Radiation damage in the Gaia focal plane: in-orbit data, charge-transfer simulations, and the impact on the astronomy achievable

Launched in December 2013, the ESA Gaia mission has the ambitious aim of mapping a staggering 1 billion astronomical objects over its 5 year (plus 1-4 year extension) lifetime. The Gaia focal plane is formed of 106 custom-designed e2v CCDs. The detectors are subject to radiation damage whilst in orbit and the results so far suggest that this damage is much lower than that predicted pre-launch.
The contributing factors to this lower level of damage are still unconfirmed, although there are several candidates for this variation. One is the increased optical background from light scattering from fibres and ice on the end of the baffle. Another is the impact of the devices being irradiated in-orbit more than 100 K lower in temperature than in the pre-launch test campaigns. Current research at the OU suggests that both factors have a major impact on the level of damage received. Simulations developed for the ESA Euclid mission using similar detectors (Skottfelt), albeit of a different design, are showing great promise in aiding an understanding of the physics behind the processes of radiation damage in these detectors.
Although the OU's pre-launch research on Gaia radiation campaign data (Hall and Dryer) has ended, data is now being returned from orbit. Using this information, alongside developing the OU simulations to the Gaia detectors, the student will be able to get real information on traps developing in the CCDs in-orbit, feeding this information back into other mission research (e.g. Euclid, SMILE, WFIRST etc).
The student will then go on to look at how the radiation damage will affect the Gaia RVS output from an astronomy perspective during the mission (Norton). Smearing caused by CCD radiation damage can lead to an increased blending of the object of interest with fainter background objects and this could therefore lead to an increased uncertainty in the radial velocity measurements. As the radiation damage builds over time, the uncertainties will also increase and an analysis of this effect and a possible way to correct for it (linking with OU Euclid and SMILE research), would therefore be of major interest. Impacts of this damage on the astronomy research made possible by Gaia will form the final part of the thesis, linking between the Space Instrumentation and Astronomy research in the School, and will have benefits to other space astronomy missions such as ESAs Euclid and PLATO missions.

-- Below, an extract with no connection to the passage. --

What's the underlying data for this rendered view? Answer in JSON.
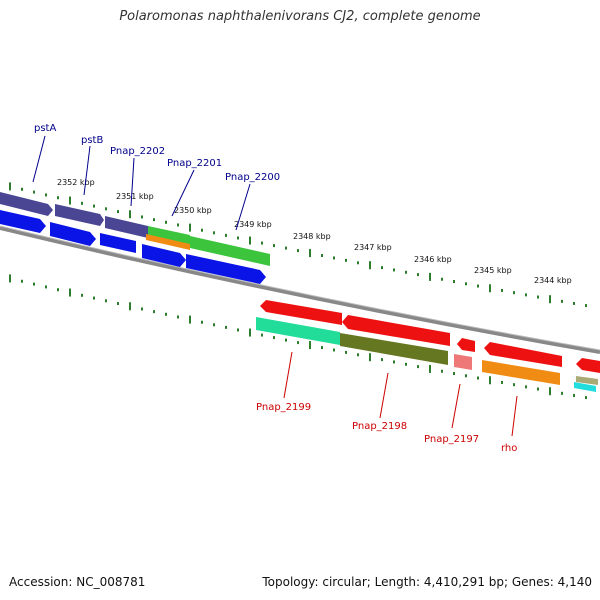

The outputs of this research would have the added benefit that they would feed into S818: Masters in Space Science and Technology. The Gaia case study, co-written by Andrew Norton and David Hall, provides a link between astronomy and detector technology through teaching. Consideration of the impact of one on the other during the PhD through this cross-disciplinary research would provide further links not only between astronomy and space instrumentation research, but also between the teaching and research in the Masters in Space Science and Technology (S818).